Motivation
The core JEPA loss trains a context encoder to predict the EMA target encoder's embeddings of masked regions. Practitioners often add auxiliary tasks — extra predictive or reconstructive objectives — but the effect is inconsistent: sometimes they sharpen representations, sometimes they dilute the primary signal. Why and How Auxiliary Tasks Improve JEPA Representations (Yu et al., 2025) studies this systematically, aiming to replace folklore with an account of the conditions under which auxiliaries yield better downstream representations.
How it works
The study treats the JEPA loss as the primary signal and analyses how additional objectives interact with it. Masked latent prediction is indifferent to certain factors of variation; an auxiliary task can supply gradient for exactly those factors, enriching what the encoder captures. Auxiliaries can also act as extra anti-collapse pressure or reshape the geometry of the embedding space. The decisive variable is alignment between the auxiliary task and the structure of the target representation: well-aligned tasks add complementary, non-redundant signal, whereas misaligned tasks compete with the primary objective and distort the learned features.
The analysis
Training optimises a weighted combination of the primary and auxiliary losses,
$$\mathcal{L} = \mathcal{L}_{\text{JEPA}} \;+\; \sum_k \beta_k\,\mathcal{L}^{\text{aux}}_k,$$
and the analysis examines when adding $\mathcal{L}^{\text{aux}}_k$ improves the downstream-relevant subspace of the representation. The benefit grows when the auxiliary gradient is positively aligned with directions that the masked-prediction loss leaves underdetermined, and turns harmful when it conflicts with them — giving both an explanation and prescriptive guidance on selecting and weighting the $\beta_k$.
Why it matters
Real world models must encode many factors of variation, and pure masked prediction can leave controllable, dynamics-relevant information underspecified.
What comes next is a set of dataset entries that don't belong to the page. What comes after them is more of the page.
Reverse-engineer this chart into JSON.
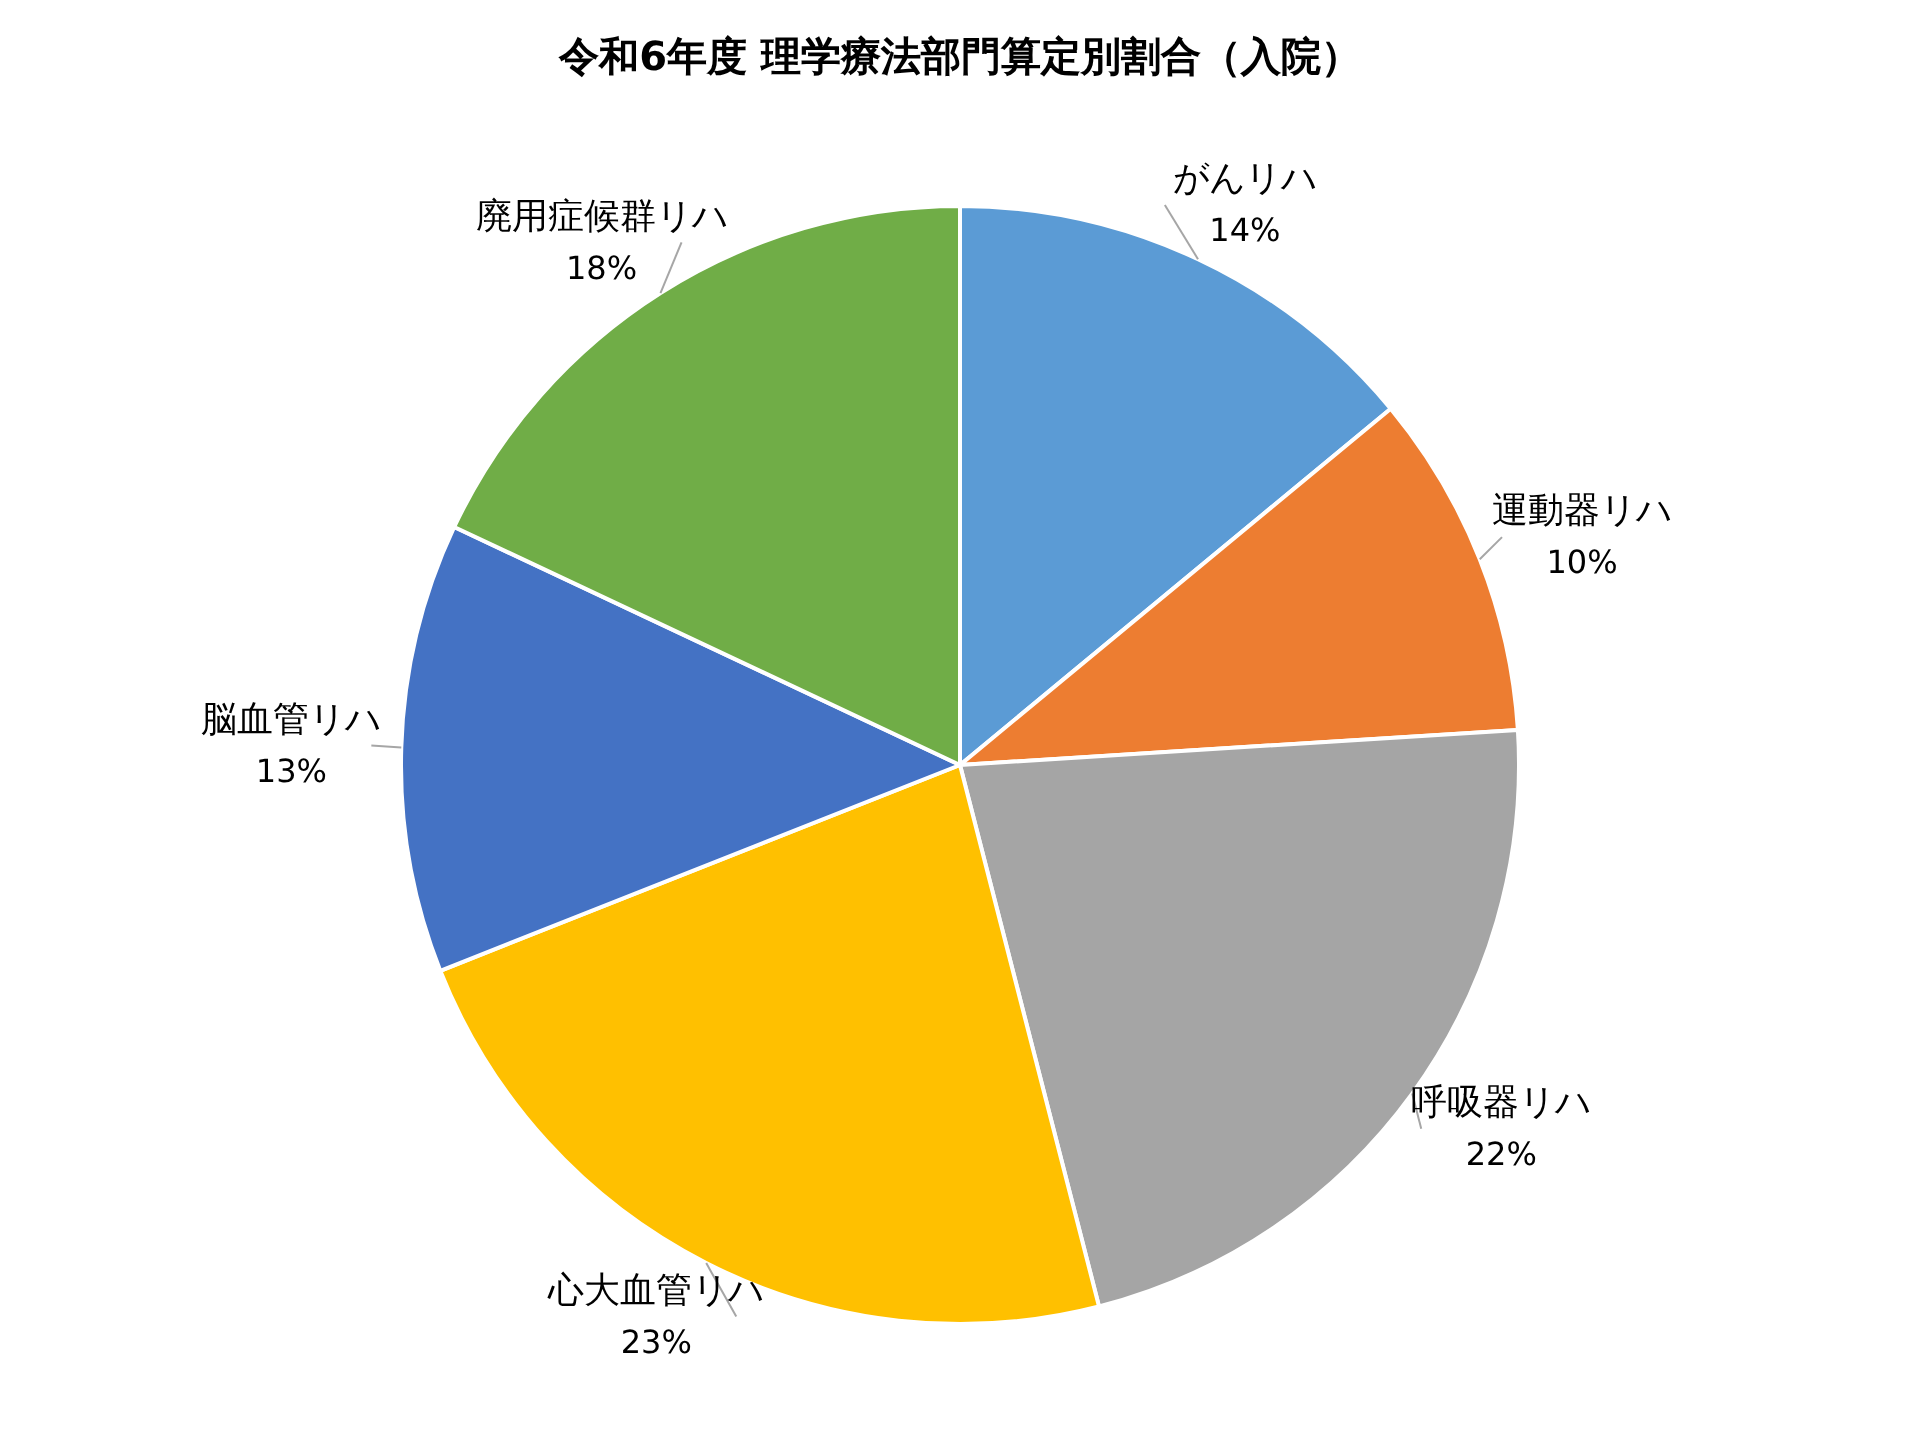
{
  "chart_data": {
    "type": "pie",
    "title": "令和6年度 理学療法部門算定別割合（入院）",
    "categories": [
      "がんリハ",
      "運動器リハ",
      "呼吸器リハ",
      "心大血管リハ",
      "脳血管リハ",
      "廃用症候群リハ"
    ],
    "values": [
      14,
      10,
      22,
      23,
      13,
      18
    ],
    "colors": [
      "#5b9bd5",
      "#ed7d31",
      "#a5a5a5",
      "#ffc000",
      "#4472c4",
      "#70ad47"
    ],
    "value_labels": [
      "14%",
      "10%",
      "22%",
      "23%",
      "13%",
      "18%"
    ],
    "legend": false
  }
}
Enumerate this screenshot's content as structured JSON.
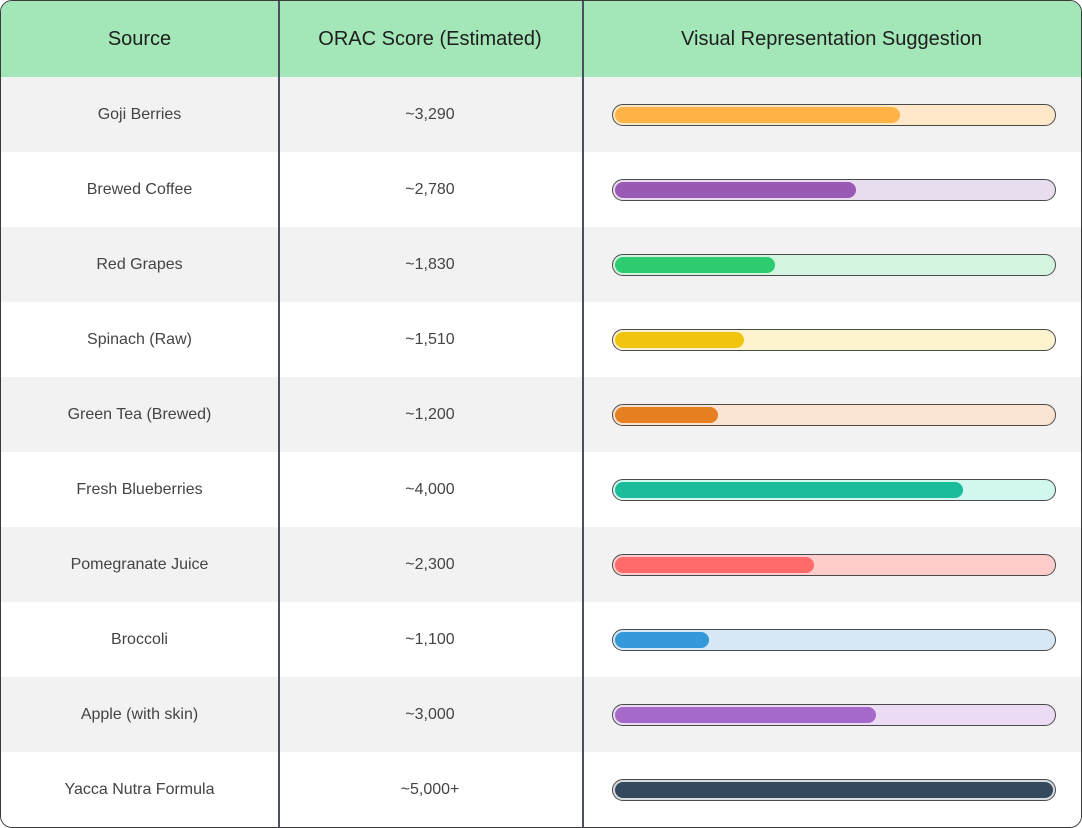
{
  "table": {
    "headers": [
      "Source",
      "ORAC Score (Estimated)",
      "Visual Representation Suggestion"
    ],
    "rows": [
      {
        "source": "Goji Berries",
        "score": "~3,290",
        "fill_fraction": 0.65,
        "bar_color": "#ffb347",
        "track_color": "#ffe8c9"
      },
      {
        "source": "Brewed Coffee",
        "score": "~2,780",
        "fill_fraction": 0.55,
        "bar_color": "#9b59b6",
        "track_color": "#e8dcef"
      },
      {
        "source": "Red Grapes",
        "score": "~1,830",
        "fill_fraction": 0.365,
        "bar_color": "#2ecc71",
        "track_color": "#d3f5e0"
      },
      {
        "source": "Spinach (Raw)",
        "score": "~1,510",
        "fill_fraction": 0.295,
        "bar_color": "#f1c40f",
        "track_color": "#fdf3cf"
      },
      {
        "source": "Green Tea (Brewed)",
        "score": "~1,200",
        "fill_fraction": 0.235,
        "bar_color": "#e67e22",
        "track_color": "#fae3d0"
      },
      {
        "source": "Fresh Blueberries",
        "score": "~4,000",
        "fill_fraction": 0.795,
        "bar_color": "#1abc9c",
        "track_color": "#d1f7ef"
      },
      {
        "source": "Pomegranate Juice",
        "score": "~2,300",
        "fill_fraction": 0.455,
        "bar_color": "#ff6b6b",
        "track_color": "#ffcccc"
      },
      {
        "source": "Broccoli",
        "score": "~1,100",
        "fill_fraction": 0.215,
        "bar_color": "#3498db",
        "track_color": "#d6e8f6"
      },
      {
        "source": "Apple (with skin)",
        "score": "~3,000",
        "fill_fraction": 0.595,
        "bar_color": "#a569c9",
        "track_color": "#ecdcf3"
      },
      {
        "source": "Yacca Nutra Formula",
        "score": "~5,000+",
        "fill_fraction": 1.0,
        "bar_color": "#34495e",
        "track_color": "#d5dbe0"
      }
    ]
  }
}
By clarifying when auxiliaries supply complementary signal and how to weight them, the paper offers a recipe for steering JEPA latents toward the information a world model needs for prediction and planning, rather than treating auxiliary objectives as an unprincipled add-on.
Strengths & limitations
- + Replaces trial-and-error with an alignment-based account of auxiliary benefit.
- + Offers actionable guidance on task choice and loss weighting.
- + Connects auxiliary design to the structure of the target representation.
- − "Alignment" can be hard to measure a priori for a novel task.
- − Optimal weights remain partly empirical and dataset-dependent.